9月は「エコカー補助金」制度の終了を受け、登録車全体でも14か月ぶりのマイナスに転じ、国内の新車販売に急ブレーキがかかった。登録車のランキングをみると、2位はホンダの『フィット』、3位もホンダの『フリード』、4位にトヨタの『カローラ』、5位に同じくトヨタの『ヴィッツ』と続く。さらに、6~10位をみると、7位にトヨタの『パッソ』が入ったが、残りの4ブランドは日産が占めた。
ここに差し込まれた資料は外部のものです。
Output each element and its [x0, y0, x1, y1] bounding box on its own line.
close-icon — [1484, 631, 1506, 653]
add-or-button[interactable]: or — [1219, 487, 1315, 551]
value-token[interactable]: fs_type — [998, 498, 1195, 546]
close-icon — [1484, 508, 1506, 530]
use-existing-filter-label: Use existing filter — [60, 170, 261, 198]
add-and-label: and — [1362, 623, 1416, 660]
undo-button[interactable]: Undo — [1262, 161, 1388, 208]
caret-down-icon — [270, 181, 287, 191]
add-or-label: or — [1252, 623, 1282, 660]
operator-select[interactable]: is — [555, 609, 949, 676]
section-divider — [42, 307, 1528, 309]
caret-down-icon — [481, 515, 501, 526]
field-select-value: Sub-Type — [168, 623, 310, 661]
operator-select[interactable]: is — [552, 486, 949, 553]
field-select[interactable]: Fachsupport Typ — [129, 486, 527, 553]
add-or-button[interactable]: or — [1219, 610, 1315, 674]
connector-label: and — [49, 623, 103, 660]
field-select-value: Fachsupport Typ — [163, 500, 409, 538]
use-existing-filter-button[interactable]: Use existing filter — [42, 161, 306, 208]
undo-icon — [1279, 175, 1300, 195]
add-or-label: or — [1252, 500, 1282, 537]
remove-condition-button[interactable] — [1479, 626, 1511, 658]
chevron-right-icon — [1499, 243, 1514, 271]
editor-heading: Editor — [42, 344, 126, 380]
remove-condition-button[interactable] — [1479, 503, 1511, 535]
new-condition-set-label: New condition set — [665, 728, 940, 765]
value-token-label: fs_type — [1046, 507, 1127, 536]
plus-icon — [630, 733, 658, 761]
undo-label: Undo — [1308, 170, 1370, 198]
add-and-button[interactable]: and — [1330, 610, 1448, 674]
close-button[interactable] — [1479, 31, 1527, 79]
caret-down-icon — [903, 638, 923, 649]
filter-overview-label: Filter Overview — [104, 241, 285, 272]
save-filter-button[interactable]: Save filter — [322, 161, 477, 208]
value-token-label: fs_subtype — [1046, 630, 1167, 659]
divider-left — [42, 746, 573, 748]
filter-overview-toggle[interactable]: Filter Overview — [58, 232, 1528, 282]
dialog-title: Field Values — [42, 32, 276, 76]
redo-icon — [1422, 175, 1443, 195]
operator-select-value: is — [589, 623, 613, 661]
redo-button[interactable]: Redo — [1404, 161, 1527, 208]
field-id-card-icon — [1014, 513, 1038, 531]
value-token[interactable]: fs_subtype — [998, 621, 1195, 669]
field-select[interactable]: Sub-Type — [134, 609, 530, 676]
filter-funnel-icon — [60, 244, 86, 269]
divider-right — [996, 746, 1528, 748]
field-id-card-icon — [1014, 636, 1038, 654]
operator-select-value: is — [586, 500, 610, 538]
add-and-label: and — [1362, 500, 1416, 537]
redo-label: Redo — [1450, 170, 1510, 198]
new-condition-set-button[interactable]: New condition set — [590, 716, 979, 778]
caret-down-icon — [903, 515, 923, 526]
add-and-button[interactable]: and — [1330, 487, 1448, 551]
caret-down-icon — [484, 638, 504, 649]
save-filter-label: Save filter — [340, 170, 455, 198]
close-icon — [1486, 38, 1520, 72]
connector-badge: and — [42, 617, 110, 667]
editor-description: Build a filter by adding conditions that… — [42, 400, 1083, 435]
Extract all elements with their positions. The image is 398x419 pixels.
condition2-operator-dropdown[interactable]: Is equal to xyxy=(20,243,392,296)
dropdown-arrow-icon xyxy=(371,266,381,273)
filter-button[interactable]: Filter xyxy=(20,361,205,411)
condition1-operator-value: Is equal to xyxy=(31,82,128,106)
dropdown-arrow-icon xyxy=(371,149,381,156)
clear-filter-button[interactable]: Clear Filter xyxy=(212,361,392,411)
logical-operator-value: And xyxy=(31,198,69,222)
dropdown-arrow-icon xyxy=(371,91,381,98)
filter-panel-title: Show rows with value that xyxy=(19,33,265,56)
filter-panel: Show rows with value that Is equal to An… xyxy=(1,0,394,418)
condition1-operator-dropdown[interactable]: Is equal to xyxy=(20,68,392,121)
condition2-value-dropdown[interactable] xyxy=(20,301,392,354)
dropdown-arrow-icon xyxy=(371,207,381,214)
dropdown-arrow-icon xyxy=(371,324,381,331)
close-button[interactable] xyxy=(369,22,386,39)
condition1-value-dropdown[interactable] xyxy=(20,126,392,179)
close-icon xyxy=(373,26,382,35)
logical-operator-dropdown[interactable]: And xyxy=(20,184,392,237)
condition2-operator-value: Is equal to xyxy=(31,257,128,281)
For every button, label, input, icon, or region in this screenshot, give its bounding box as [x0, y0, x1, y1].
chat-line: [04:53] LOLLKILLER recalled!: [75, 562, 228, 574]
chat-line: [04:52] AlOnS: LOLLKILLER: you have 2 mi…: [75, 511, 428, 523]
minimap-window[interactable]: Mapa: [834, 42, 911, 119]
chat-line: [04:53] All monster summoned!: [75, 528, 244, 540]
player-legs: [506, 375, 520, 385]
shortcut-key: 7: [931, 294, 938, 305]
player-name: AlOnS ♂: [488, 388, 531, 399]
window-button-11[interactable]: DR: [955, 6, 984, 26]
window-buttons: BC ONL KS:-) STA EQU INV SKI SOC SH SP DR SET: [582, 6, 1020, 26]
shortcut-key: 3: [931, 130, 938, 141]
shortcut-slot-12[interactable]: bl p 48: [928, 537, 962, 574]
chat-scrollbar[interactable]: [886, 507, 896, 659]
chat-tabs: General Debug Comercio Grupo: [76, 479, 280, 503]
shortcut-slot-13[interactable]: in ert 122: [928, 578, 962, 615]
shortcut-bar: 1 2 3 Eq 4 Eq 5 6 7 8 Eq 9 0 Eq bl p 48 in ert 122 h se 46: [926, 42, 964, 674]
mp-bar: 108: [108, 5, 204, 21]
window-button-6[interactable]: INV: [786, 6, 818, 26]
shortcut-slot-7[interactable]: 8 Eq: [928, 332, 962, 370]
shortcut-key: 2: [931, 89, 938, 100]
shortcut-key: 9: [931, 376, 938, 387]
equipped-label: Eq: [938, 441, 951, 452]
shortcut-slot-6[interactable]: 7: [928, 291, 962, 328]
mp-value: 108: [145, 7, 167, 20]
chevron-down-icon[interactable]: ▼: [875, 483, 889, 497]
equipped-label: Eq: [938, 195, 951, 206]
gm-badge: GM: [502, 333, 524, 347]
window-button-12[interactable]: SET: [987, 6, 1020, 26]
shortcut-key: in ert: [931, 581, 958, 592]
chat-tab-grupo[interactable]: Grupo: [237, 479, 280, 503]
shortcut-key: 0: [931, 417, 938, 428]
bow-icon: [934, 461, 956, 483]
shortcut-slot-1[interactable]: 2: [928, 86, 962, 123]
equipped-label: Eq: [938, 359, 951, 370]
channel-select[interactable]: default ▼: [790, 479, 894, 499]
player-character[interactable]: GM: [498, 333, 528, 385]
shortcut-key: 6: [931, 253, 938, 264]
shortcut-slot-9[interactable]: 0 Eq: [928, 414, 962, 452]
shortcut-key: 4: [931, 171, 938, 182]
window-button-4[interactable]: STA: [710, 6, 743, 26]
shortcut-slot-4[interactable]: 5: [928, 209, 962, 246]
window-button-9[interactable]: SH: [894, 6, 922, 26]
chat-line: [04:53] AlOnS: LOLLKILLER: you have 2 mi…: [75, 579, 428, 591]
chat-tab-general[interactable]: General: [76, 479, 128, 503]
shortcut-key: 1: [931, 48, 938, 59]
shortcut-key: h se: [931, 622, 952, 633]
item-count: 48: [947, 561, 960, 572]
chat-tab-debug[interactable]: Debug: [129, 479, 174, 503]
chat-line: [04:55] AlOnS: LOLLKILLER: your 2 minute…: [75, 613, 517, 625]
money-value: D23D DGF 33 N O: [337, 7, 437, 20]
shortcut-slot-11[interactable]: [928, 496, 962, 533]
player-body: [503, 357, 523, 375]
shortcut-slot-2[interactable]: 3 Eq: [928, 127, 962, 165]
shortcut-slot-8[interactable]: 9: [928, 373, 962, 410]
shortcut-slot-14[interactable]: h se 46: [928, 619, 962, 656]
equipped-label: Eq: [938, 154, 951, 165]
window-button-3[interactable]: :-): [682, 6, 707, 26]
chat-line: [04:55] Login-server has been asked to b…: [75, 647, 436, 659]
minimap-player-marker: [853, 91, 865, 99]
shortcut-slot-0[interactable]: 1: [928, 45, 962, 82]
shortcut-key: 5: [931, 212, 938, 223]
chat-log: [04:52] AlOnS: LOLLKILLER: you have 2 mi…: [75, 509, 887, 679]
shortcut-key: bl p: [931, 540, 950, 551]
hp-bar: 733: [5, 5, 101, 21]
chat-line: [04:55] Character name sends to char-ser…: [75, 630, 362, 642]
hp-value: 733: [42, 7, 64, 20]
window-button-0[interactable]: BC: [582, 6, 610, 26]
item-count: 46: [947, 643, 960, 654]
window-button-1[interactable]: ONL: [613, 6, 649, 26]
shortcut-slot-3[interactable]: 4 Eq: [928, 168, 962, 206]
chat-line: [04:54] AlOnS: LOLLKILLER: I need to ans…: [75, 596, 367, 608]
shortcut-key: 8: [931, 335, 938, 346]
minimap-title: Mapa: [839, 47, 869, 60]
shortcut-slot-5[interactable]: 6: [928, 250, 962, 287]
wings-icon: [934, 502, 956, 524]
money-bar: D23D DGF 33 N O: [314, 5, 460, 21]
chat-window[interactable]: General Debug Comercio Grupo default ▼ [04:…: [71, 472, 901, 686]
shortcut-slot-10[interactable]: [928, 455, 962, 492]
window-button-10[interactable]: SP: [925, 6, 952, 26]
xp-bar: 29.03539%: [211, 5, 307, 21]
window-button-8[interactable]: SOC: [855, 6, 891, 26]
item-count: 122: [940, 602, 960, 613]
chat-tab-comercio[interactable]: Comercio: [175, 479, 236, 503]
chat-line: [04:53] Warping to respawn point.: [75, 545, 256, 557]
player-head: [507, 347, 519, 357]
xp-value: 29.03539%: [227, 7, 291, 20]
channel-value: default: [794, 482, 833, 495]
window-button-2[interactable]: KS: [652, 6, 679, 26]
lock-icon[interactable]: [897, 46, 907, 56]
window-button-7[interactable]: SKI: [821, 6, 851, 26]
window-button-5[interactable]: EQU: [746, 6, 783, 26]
面白いのは前年実績と比べた増減。ベストテンで最も増えたのは、8月に新車を投入し10位に食い込んだ日産の『エルグランド』で738.7%増。次いでカローラの87.0%増、8位の日産『マーチ』の72.8%増、フリードの30.9%増となる。半面、フィットやヴィッツ、パッソなどはプリウス同様に前年実績を大きく下回った。
さらに、興味深いのは10月以降の順位。引き続き受注残を抱えるプリウスが首位を維持できるかどうかである。8日には、ホンダが首位奪回を狙ってフィットのHVモデルを発表する。これまで『フリードスパイク』のようなマイナーチェンジの発表会には出席しなかった伊東孝紳社長だが、今回は方針を変更して出席するという。
ハイブリッド対決とも言われたプリウスとの壮絶な争いでは『インサイト』は惨敗。その“仇討ち”の意味を込めてフィットHV拡販に向けての意気込みをマスコミの前でアピールしたい考えとみられる。
伊東社長は7月20日の年央会見以降、一部の媒体だけを集めたインディージャパンの観戦会での挨拶を除くと、マスコミへの露出度は極めて少なかった。それだけに、円高進行など難題山積の中で、ホンダの経営トップとしての発言にも注目したい。